Of course he found it upsetting to contemplate such dimensions, because he couldn’t see them or prove that they existed, but I always had the feeling that it was upsetting to him because, if he had recognized the potential truth of the alternative realities, he would have felt swamped by the accompanying sense of lack of control. And one thing Gerry needed to feel was autonomy.
The other reason for his closed-minded intellectualism was more complicated. It had to do with his own self-esteem and his need to believe he was taking complete responsibility for the life he was leading. Because he was an insistent pragmatist, this had to relate to the things he did, rather than to who he was. It would seem that the natural base of his intellectual arrogance would be a high opinion of himself. But that was not the case.
When he had told me he liked to be admired, but not by people who meant anything to him, I understood that he meant he would have had to live up to those qualities that elicited such admiration on a daily basis and under scrutiny. He didn’t like the personal pressure which on closer examination
always
accompanied the question of the spiritual self on some level. He understood that man could not function without the unseen dimension of hope, but looking at the world through his admirably reasonable eyes, he couldn’t see where the hell it came from. Better to deny the basis for that hope, do the best he could in pragmatic terms for the large, unseen, impersonal masses. Yet somewhere deep in his gut, Gerry did know that he was failing both them and himself. Somewhere on some level he understood that his intellectualism was arrogant and that he really was afraid to admit that he, as well as everyone else, was aligned and attuned to the Divine, whether one went to church or recognized that one had a soul or not.
Now that he had crossed over, was he being forced to acknowledge that his earthly insistence on actively ignoring the dimension of the Divine had been a profound oversight? Was that why I felt him around me asking for help? Would I be able to give it to him if I could just figure out a way to do it?

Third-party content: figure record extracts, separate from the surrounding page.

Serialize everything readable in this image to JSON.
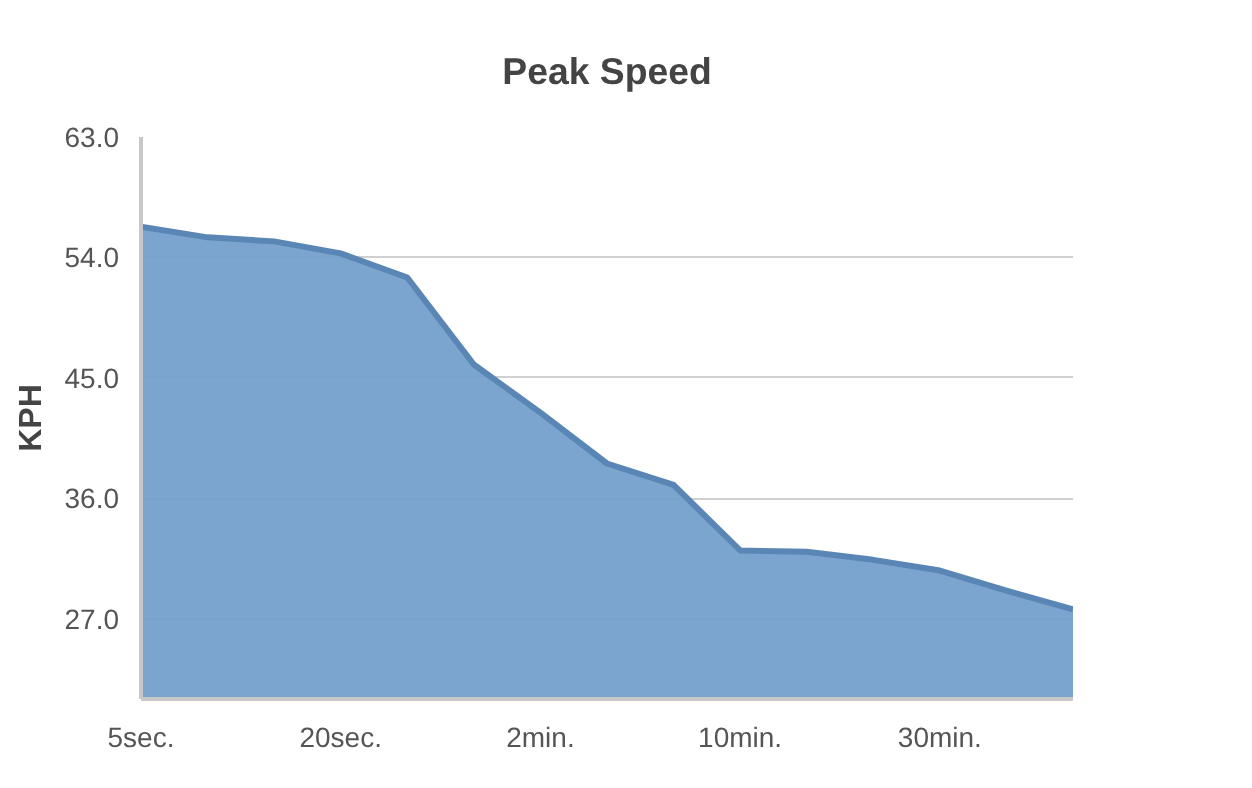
{
  "chart_data": {
    "type": "area",
    "title": "Peak Speed",
    "ylabel": "KPH",
    "categories": [
      "5sec.",
      null,
      null,
      "20sec.",
      null,
      null,
      "2min.",
      null,
      null,
      "10min.",
      null,
      null,
      "30min.",
      null,
      null
    ],
    "series": [
      {
        "color": "#74a0cc",
        "values": [
          56.3,
          55.5,
          55.2,
          54.3,
          52.5,
          46.0,
          42.4,
          38.6,
          37.0,
          32.1,
          32.0,
          31.4,
          30.6,
          29.1,
          27.7
        ]
      }
    ],
    "ylim": [
      21,
      63
    ],
    "yticks": [
      {
        "value": 27,
        "label": "27.0"
      },
      {
        "value": 36,
        "label": "36.0"
      },
      {
        "value": 45,
        "label": "45.0"
      },
      {
        "value": 54,
        "label": "54.0"
      },
      {
        "value": 63,
        "label": "63.0"
      }
    ],
    "grid": "y"
  }
}
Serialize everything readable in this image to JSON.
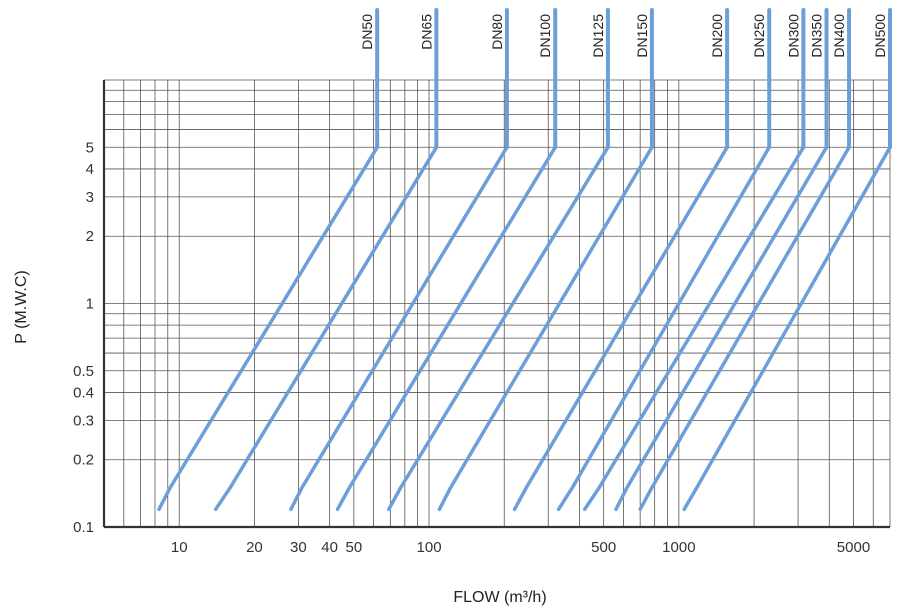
{
  "chart_data": {
    "type": "line",
    "xlabel": "FLOW (m³/h)",
    "ylabel": "P (M.W.C)",
    "x_scale": "log",
    "y_scale": "log",
    "xlim": [
      5,
      7000
    ],
    "ylim": [
      0.1,
      10
    ],
    "grid": true,
    "line_color": "#6a9fd8",
    "x_ticks": [
      10,
      20,
      30,
      40,
      50,
      100,
      500,
      1000,
      5000
    ],
    "x_tick_labels": [
      "10",
      "20",
      "30",
      "40",
      "50",
      "100",
      "500",
      "1000",
      "5000"
    ],
    "y_ticks": [
      0.1,
      0.2,
      0.3,
      0.4,
      0.5,
      1,
      2,
      3,
      4,
      5
    ],
    "y_tick_labels": [
      "0.1",
      "0.2",
      "0.3",
      "0.4",
      "0.5",
      "1",
      "2",
      "3",
      "4",
      "5"
    ],
    "series": [
      {
        "name": "DN50",
        "points": [
          [
            8.3,
            0.12
          ],
          [
            9.2,
            0.15
          ],
          [
            62,
            5
          ]
        ]
      },
      {
        "name": "DN65",
        "points": [
          [
            14,
            0.12
          ],
          [
            16,
            0.15
          ],
          [
            107,
            5
          ]
        ]
      },
      {
        "name": "DN80",
        "points": [
          [
            28,
            0.12
          ],
          [
            31,
            0.15
          ],
          [
            205,
            5
          ]
        ]
      },
      {
        "name": "DN100",
        "points": [
          [
            43,
            0.12
          ],
          [
            48,
            0.15
          ],
          [
            320,
            5
          ]
        ]
      },
      {
        "name": "DN125",
        "points": [
          [
            69,
            0.12
          ],
          [
            77,
            0.15
          ],
          [
            520,
            5
          ]
        ]
      },
      {
        "name": "DN150",
        "points": [
          [
            110,
            0.12
          ],
          [
            122,
            0.15
          ],
          [
            780,
            5
          ]
        ]
      },
      {
        "name": "DN200",
        "points": [
          [
            220,
            0.12
          ],
          [
            245,
            0.15
          ],
          [
            1560,
            5
          ]
        ]
      },
      {
        "name": "DN250",
        "points": [
          [
            330,
            0.12
          ],
          [
            375,
            0.15
          ],
          [
            2300,
            5
          ]
        ]
      },
      {
        "name": "DN300",
        "points": [
          [
            420,
            0.12
          ],
          [
            480,
            0.15
          ],
          [
            3150,
            5
          ]
        ]
      },
      {
        "name": "DN350",
        "points": [
          [
            560,
            0.12
          ],
          [
            620,
            0.15
          ],
          [
            3900,
            5
          ]
        ]
      },
      {
        "name": "DN400",
        "points": [
          [
            700,
            0.12
          ],
          [
            780,
            0.15
          ],
          [
            4800,
            5
          ]
        ]
      },
      {
        "name": "DN500",
        "points": [
          [
            1050,
            0.12
          ],
          [
            1180,
            0.15
          ],
          [
            7000,
            5
          ]
        ]
      }
    ]
  }
}
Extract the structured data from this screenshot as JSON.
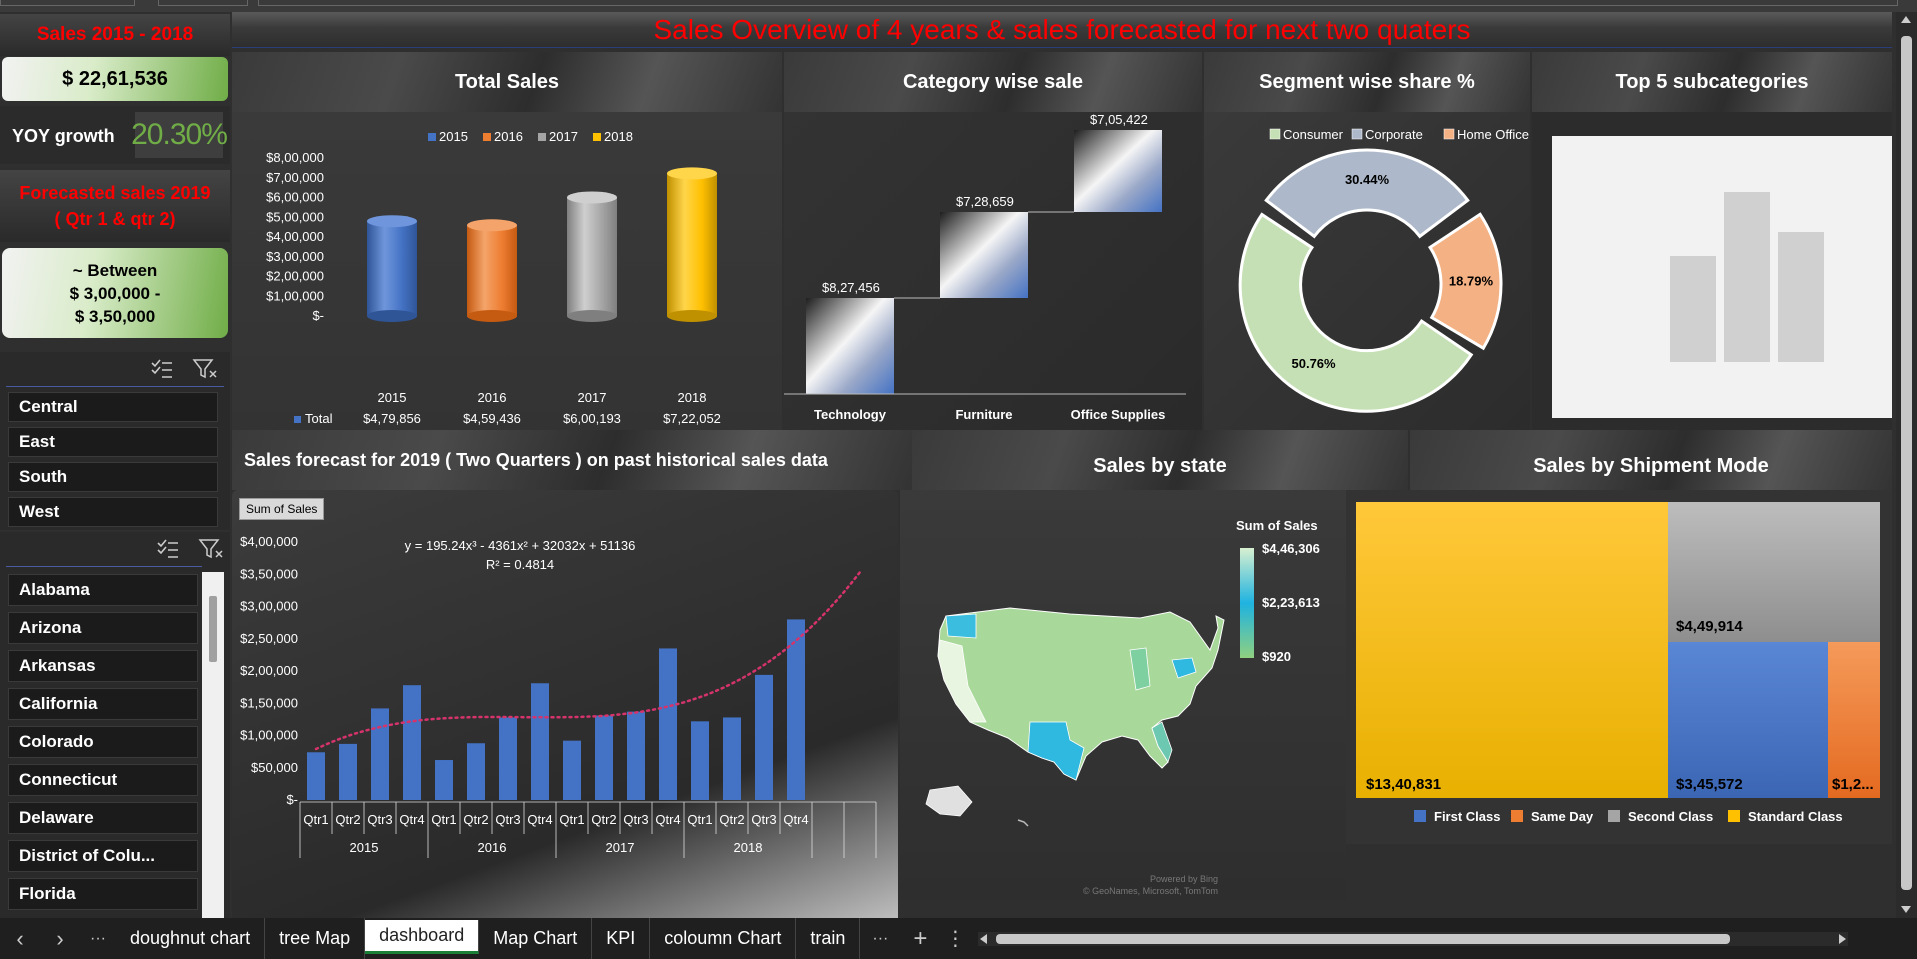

In the meantime I finished up the movie. Some members of the crew were suffering so badly from various forms of dysentery, insomnia, and just simple human maladjustment disorders that they were on automatic pilot, longing for the day when they’d be able to pop down to McDonald’s or Love’s Barbecue Ribs, sit in front of the TV with a beer, and enjoy the simple American pleasures that included the family and loved ones they often took for granted. Others had transcended the primitive trials of the Andes and could be anywhere from now on and feel happy. Neither was more advanced than
the other. As a matter of fact, several who were having the best time seemed not to have progressed one iota in their personal growth. Some of those who slept well and functioned in a perfectly ordinary manner were simply treading water and had opted not to look into themselves and stir up what was unresolved residue. Of course it could be that they didn’t have any…. Some of the most uncomfortable had taken quantum leaps in their personal self-knowledge because they had dared to confront their personal conflicts by giving themselves uncomfortable reactions to the primitive conditions.